Bisulfite Sequencing - detect DNA Methylation

Epigenetics & phenotype variation

Two mice with identical DNA sequences can have different phenotypes (e.g., coat color). Genes determine phenotype, but variation can arise without DNA sequence changes. Epigenetics explains this: same DNA sequence, but different epigenetic patterns (e.g., methylation, histone modification). In epigenetics, the DNA sequence is unchanged, but chemical modifications (like methylation of cytosine or histone modifications) alter gene expression and phenotype.

DNA methylation & gene inactivation

DNA methylation is one of the most abundant epigenetic modifications. In most animals, it occurs on cytosine residues. When cytosines in a promoter region are methylated, gene transcription is typically inactivated. Thus, promoter methylation = gene silencing.
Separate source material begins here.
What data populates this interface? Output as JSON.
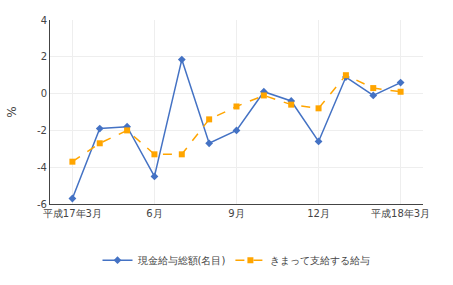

Bisulfite conversion: principle

Bisulfite sequencing detects DNA methylation. It exploits the chemical difference between methylated vs. unmethylated cytosines.

Unmethylated cytosines → converted to uracil by bisulfite treatment.

Methylated cytosines → remain unchanged.
After PCR, uracil (U) is read as thymine (T). So unmethylated C → T, while methylated C stays C.

Bisulfite conversion: experimental outcome

After bisulfite treatment + PCR:

C → T = originally unmethylated cytosine.

C remains C = originally methylated cytosine.
By comparing treated vs untreated DNA sequences, methylation sites can be mapped.

Application: cancer biology

Bisulfite sequencing is useful in analyzing genomes to identify methylation patterns. For example, it can reveal silenced tumor suppressor genes, which are candidates for tumor promotion when inactivated. Thus, bisulfite sequencing is a tool for studying DNA methylation in disease contexts, especially cancer.